In 1980, she spearheaded efforts to pass the Mental Health Systems Act, which gives subsidies to community mental health institutions.

During her husband’s tenure as Georgia governor and president, Carter also advocated for immunization of youngsters against preventable diseases.

She collaborated with Betty Bumpers, Arkansas’s first lady from 1971 to 1975, to promote vaccines as a standard health practice. In 1981, 95% of youngsters starting school had received measles and other illnesses vaccinations.

After leaving the White House, the Carters returned to Plains and continued to make an impact.

In 1982, they established the Carter Center, a non-profit organization whose initiatives aim to improve the quality of life, alleviate suffering, and advance human rights.

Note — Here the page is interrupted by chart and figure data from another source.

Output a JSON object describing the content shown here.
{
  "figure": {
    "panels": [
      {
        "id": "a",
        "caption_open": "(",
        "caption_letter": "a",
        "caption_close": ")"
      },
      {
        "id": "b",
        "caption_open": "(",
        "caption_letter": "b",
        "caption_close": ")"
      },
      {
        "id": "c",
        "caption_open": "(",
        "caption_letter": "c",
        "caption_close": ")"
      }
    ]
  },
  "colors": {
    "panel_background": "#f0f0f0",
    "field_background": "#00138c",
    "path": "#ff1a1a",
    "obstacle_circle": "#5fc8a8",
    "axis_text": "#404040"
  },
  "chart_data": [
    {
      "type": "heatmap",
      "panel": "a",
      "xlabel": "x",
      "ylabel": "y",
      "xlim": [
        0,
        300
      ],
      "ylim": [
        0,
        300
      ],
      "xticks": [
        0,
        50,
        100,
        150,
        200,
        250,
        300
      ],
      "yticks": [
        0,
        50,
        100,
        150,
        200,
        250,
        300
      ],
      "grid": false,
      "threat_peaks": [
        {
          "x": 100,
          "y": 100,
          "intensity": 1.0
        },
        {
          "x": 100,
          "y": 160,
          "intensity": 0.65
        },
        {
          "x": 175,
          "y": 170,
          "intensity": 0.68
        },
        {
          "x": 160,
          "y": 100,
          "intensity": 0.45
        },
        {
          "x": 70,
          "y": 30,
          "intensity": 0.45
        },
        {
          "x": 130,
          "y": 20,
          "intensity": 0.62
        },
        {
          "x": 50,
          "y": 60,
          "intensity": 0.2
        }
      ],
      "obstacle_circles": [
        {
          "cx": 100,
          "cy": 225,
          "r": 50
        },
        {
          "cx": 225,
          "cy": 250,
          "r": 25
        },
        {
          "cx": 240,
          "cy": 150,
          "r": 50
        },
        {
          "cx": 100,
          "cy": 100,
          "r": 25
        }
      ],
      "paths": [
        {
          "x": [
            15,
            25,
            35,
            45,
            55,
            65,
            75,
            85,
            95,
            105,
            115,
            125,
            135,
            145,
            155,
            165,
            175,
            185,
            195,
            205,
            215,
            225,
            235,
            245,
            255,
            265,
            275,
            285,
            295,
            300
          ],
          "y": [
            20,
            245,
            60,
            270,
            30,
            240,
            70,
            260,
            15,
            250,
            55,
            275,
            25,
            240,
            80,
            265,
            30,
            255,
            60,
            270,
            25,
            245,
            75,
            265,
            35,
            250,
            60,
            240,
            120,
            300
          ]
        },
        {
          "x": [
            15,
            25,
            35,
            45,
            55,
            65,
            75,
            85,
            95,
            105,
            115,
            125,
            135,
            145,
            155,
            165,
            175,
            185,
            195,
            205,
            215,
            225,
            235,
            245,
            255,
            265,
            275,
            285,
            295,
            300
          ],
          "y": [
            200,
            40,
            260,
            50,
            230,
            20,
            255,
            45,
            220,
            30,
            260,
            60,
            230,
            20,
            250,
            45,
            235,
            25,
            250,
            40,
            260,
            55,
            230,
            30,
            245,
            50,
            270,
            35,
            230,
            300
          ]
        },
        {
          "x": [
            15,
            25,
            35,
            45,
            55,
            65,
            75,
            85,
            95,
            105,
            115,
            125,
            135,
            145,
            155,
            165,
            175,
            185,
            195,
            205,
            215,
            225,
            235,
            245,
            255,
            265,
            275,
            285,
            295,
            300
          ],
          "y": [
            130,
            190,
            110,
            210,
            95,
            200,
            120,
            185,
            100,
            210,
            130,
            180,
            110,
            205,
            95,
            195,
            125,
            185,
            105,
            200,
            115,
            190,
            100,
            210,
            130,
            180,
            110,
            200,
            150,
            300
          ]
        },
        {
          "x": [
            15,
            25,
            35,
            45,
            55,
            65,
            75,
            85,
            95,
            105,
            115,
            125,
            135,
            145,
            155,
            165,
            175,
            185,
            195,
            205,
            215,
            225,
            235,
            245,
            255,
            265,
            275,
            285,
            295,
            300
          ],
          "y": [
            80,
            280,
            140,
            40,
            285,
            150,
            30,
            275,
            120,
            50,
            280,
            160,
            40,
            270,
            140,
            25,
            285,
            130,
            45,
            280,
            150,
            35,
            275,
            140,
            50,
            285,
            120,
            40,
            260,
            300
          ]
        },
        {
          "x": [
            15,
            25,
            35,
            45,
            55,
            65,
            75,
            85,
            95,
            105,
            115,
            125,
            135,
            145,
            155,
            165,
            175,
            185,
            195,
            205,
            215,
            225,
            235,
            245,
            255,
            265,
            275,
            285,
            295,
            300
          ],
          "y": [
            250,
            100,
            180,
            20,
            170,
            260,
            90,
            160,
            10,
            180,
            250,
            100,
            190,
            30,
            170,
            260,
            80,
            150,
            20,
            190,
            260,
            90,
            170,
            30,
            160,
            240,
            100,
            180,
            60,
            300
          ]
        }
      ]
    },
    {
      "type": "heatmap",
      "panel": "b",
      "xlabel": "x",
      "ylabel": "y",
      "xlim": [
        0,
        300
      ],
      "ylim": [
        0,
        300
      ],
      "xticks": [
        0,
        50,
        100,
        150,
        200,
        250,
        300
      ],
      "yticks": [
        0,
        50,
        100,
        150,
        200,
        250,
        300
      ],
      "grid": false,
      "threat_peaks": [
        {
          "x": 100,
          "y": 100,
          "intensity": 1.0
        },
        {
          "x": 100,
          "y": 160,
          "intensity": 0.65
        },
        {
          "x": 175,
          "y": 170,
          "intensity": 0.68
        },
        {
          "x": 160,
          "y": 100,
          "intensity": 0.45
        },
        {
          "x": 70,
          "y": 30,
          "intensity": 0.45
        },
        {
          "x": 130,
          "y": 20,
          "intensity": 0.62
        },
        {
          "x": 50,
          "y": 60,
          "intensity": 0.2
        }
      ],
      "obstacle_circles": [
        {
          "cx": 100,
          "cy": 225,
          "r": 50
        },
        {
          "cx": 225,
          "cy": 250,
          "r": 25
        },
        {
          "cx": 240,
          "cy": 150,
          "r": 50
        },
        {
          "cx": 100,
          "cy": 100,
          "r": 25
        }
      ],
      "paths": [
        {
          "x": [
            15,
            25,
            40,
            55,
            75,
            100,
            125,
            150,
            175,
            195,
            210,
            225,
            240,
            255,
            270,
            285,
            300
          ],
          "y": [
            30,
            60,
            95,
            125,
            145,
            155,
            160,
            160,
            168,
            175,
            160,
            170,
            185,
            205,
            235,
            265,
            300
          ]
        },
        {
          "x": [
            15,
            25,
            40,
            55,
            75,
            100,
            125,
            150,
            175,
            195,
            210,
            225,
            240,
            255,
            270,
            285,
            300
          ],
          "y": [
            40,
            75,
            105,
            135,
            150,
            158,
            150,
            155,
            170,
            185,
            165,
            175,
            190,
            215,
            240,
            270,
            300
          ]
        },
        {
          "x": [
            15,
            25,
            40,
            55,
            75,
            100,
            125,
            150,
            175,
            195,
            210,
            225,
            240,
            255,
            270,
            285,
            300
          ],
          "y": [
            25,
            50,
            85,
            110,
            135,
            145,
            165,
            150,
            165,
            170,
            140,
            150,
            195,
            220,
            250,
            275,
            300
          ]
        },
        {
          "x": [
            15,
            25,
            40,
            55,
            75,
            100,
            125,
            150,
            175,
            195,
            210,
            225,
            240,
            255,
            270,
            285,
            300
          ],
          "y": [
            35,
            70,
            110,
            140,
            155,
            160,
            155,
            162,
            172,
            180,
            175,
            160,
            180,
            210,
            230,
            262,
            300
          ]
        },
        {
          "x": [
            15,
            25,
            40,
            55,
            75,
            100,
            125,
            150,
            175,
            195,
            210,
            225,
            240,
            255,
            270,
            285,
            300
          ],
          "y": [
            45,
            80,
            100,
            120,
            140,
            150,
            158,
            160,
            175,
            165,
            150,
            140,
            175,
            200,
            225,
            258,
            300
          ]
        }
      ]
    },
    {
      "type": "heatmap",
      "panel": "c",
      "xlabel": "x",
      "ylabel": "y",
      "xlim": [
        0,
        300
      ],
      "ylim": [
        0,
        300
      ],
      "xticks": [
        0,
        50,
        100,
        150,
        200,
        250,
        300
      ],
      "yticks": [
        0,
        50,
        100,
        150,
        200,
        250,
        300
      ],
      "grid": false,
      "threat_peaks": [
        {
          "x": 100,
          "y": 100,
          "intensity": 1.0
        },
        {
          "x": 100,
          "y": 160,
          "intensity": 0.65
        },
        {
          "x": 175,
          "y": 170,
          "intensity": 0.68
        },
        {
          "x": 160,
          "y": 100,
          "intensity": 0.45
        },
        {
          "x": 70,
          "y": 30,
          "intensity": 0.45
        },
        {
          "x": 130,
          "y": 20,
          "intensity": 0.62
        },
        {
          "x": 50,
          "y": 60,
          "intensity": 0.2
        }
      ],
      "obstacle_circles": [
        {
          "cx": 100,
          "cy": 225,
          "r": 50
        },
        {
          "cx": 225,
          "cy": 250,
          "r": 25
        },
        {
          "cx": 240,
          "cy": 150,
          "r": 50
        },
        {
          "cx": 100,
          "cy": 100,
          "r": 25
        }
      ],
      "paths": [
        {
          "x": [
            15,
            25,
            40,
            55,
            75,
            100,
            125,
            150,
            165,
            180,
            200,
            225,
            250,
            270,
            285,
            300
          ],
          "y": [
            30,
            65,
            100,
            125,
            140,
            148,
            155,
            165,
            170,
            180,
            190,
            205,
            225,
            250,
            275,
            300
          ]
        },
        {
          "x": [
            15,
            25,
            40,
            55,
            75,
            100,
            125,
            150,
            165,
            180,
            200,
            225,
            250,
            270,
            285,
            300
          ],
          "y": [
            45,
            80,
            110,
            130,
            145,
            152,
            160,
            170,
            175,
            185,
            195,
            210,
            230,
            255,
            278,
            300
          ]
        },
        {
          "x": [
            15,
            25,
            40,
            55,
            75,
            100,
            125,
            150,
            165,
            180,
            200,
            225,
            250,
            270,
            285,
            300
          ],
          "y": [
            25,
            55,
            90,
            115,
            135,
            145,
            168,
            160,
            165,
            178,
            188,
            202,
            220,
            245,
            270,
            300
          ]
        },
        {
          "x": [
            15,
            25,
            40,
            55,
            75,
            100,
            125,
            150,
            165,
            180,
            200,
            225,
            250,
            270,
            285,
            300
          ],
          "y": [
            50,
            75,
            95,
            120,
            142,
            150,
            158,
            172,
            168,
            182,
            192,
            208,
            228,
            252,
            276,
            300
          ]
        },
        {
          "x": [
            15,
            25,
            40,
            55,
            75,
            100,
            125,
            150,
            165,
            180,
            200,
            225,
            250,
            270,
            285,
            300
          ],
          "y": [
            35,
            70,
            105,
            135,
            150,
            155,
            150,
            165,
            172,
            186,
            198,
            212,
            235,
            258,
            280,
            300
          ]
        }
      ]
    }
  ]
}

The former president and first wife have traversed the world with the Carter Center to combat Guinea worm disease, enhance agricultural productivity in Africa, and campaign for human rights.

Carter established the Carter Center’s Mental Health initiative to combat stigma and discrimination against persons suffering from mental diseases.

She also launched the Rosalynn Carter Fellowships for Mental Health Journalism to encourage in-depth reporting on mental health.